Bahrain is supported by Britain and the US, along with Saudi Arabia, which helped the brutal dictatorship crush democracy protests.

Ian Black

Bahrain is supported by Britain and the US, along with Saudi Arabia, which helped the brutal dictatorship crush democracy protests.

Britain’s controversial relations with Bahrain will come under scrutiny this week as the king of the Gulf island state faces protests by democracy activists who are fighting back in a public relations campaign to highlight little-reported unrest, repression and human rights violations.

King Hamad bin Issa Al Khalifa is taking part in the Royal Windsor Horse Show at the weekend while Prince Andrew is scheduled to open an exhibition organised by the officially-sponsored Bahrain Expatriate Association – events opposition groups want to exploit.

Al-Wefaq, the country’s main opposition bloc, reported that 170 protesters, including 29 children, were arrested by government security forces in April. At least 58 protesters were injured, mostly by birdshot.

Bahrain stands out against the background of the Arab spring as a country where the status quo has been supported by Britain and the US, along with Saudi Arabia, which in March 2011 led a Gulf force to intervene to help the Manama authorities crush protests.

In 2012 King Hamad pledged to implement the recommendations of an independent commission to examine the roots of the country’s crisis, but reform has been slow and reconciliation talks have been deadlocked for months.

Clashes between police and anti-government protesters are routine, while there have been several bombings in recent weeks. Last month’s Formula One race, cancelled in 2011, also saw demonstrations. Al-Wefaq’s leader, Sheikh Ali Salman, urged supporters to protest peacefully “so the world could hear the voice of the opposition and its demands and the oppression we suffer from in our country”.

The Sunni Khalifa dynasty rules over a Shia majority, giving Bahrain’s conflict a sectarian hue in which the influence of regional rivals Iran and Saudi Arabia can be felt. Manama regularly accuses Tehran of fomenting trouble, but no evidence has come to light of direct Iranian involvement.

Protests planned around King Hamad’s visit and Friday’s expatriate conference in London are designed to hit back over recent PR gains by the Bahraini authorities. A carefully-managed Manama conference on the “dialogue of civilisations” included Christian and Jewish delegations but excluded mainstream Shia or opposition clerics. The Bahraini government pays millions of pounds to blue-chip PR firms to manage and burnish its image.

“This is a propaganda war in which the government wants to show how tolerant Bahrain is and get positive news coverage,” Mansoor al-Jamri, editor of the independent al-Wasat newspaper, told the Guardian. “When that is achieved they will consider that the tables have been turned against bad publicity about Bahrain from human rights organisations.
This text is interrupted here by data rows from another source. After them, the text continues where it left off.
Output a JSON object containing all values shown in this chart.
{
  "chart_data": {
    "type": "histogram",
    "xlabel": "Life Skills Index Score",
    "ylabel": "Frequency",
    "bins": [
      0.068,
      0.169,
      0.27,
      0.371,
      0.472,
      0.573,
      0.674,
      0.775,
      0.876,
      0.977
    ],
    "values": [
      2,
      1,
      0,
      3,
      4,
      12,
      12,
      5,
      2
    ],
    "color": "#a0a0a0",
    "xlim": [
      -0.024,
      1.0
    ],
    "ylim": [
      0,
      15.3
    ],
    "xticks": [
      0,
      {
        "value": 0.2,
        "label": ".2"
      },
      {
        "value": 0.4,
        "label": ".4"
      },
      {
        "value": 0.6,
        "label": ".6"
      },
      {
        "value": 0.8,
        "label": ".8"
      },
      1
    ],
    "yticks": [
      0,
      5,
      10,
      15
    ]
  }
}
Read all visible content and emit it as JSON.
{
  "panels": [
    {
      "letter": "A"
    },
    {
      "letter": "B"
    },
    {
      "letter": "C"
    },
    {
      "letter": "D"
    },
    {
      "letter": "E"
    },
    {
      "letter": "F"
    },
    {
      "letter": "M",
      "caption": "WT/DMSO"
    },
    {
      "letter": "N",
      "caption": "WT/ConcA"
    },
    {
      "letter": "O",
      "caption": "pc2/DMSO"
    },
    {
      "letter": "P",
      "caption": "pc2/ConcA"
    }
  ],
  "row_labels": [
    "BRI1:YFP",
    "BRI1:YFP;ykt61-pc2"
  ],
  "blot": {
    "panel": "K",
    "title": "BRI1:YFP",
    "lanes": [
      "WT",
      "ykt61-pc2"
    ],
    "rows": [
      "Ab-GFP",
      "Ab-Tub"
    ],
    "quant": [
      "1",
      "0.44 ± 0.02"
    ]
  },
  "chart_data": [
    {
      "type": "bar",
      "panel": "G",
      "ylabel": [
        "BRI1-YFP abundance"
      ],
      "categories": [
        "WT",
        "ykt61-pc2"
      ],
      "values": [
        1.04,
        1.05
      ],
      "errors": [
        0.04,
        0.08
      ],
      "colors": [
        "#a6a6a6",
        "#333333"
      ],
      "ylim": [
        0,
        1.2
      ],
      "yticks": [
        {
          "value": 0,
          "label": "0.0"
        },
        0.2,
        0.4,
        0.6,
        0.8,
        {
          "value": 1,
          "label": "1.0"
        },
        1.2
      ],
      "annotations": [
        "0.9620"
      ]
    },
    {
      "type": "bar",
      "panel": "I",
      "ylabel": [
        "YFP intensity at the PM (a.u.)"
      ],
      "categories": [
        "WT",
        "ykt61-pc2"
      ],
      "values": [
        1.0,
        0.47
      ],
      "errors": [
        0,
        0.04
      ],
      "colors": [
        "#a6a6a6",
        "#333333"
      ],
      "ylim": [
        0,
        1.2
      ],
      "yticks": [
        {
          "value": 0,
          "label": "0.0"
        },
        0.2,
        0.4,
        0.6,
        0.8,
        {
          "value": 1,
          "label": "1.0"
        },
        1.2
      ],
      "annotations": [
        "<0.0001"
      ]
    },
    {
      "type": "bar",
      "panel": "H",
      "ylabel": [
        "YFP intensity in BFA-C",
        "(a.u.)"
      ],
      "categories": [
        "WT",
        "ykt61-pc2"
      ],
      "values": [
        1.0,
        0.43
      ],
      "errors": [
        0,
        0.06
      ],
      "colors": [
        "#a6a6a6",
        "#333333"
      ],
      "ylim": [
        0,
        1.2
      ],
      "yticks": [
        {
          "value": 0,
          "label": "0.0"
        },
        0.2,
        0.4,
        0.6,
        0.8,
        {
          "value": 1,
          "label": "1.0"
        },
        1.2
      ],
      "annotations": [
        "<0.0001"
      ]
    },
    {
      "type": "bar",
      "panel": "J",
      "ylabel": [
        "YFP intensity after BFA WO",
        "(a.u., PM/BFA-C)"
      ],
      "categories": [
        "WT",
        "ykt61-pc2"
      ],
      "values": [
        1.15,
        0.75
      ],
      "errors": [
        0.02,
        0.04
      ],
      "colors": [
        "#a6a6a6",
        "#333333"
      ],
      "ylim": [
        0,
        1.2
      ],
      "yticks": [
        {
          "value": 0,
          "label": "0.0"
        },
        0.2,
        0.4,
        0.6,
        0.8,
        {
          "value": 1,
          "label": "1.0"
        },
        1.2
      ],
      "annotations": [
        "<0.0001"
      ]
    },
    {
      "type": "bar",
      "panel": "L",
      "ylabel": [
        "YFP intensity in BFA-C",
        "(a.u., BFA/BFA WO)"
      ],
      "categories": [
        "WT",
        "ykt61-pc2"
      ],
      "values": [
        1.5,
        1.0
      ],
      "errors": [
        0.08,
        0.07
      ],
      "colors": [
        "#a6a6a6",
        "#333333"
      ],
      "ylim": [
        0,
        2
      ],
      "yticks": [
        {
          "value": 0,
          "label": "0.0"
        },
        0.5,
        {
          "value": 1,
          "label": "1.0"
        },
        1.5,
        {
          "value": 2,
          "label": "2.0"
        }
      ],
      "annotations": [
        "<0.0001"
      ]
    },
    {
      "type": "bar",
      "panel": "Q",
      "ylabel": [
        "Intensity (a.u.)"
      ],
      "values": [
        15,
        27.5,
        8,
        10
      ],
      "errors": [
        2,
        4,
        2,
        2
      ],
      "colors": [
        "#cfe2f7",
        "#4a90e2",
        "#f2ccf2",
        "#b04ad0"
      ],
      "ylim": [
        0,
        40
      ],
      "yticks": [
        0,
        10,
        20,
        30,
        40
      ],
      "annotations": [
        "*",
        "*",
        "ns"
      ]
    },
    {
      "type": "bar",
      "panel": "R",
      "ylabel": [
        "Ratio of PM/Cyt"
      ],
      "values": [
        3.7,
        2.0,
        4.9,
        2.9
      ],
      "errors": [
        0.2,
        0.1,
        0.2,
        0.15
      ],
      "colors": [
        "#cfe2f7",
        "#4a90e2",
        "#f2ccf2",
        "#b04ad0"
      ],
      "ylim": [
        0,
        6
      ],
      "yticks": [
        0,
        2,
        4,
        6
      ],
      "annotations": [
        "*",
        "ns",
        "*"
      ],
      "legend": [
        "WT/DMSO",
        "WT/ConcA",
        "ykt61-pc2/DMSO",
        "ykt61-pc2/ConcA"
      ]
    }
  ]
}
At the moment things are stagnant politically. Nothing is being offered from the government side. At the same time the official line is that dialogue is continuing.

“The reality is that every week scores of people are imprisoned, there are nightly clashes in Shia areas and life goes on as usual. It’s a war of attrition to see who is exhausted first and who will win the battle for Bahrain’s reputation in London and Washington and Geneva.”

Last November the all-party Commons foreign affairs committee criticised the British ambassador to Manama for echoing the views of the Bahraini government. It also urged the Foreign Office to classify Bahrain as a “country of concern” if its human rights record did not improve. Britain sold Bahrain military equipment worth £18m in 2013, according to the Campaign against the Arms Trade (CAAT). The UK also hopes to sell Bahrain Typhoon jet fighters worth £1bn.

The CAAT urged Prince Andrew to withdraw from the expatriates event. “Royalists and republicans don’t always see eye to eye, but surely one point that everyone can agree on is that it is totally inappropriate for any member of the royal family to use their position to lend UK support to brutal dictatorships like the one in Bahrain,” a spokesman said.

Last month Britain began work on a $16m (£9.5m) expansion of its naval base in Bahrain, which is also home to the US fifth fleet.

“There is growing frustration about the UK government’s increasingly visible support for Bahrain; [It] has a long, dark history of enabling state violence in Bahrain and protecting both British and Bahraini officials responsible,” said John Horne of Bahrain Watch.

In a related development that has been hailed by opposition supporters, the high court in London ruled that Prince Nasser bin Hamad Al Khalifa could be named in an action seeking trying to overturn the prince’s immunity from prosecution. Prince Nasser is accused of involvement in torturing prisoners. The case was launched in 2012, but a judge had barred identification of both defendant and the claimant. The high court ruled last Friday that Prince Nasser could be named. The still anonymous claimant, an opposition activist, has been given permission to challenge a ruling by British prosecutors that the prince has state immunity from prosecution. The case is due to be heard later this year.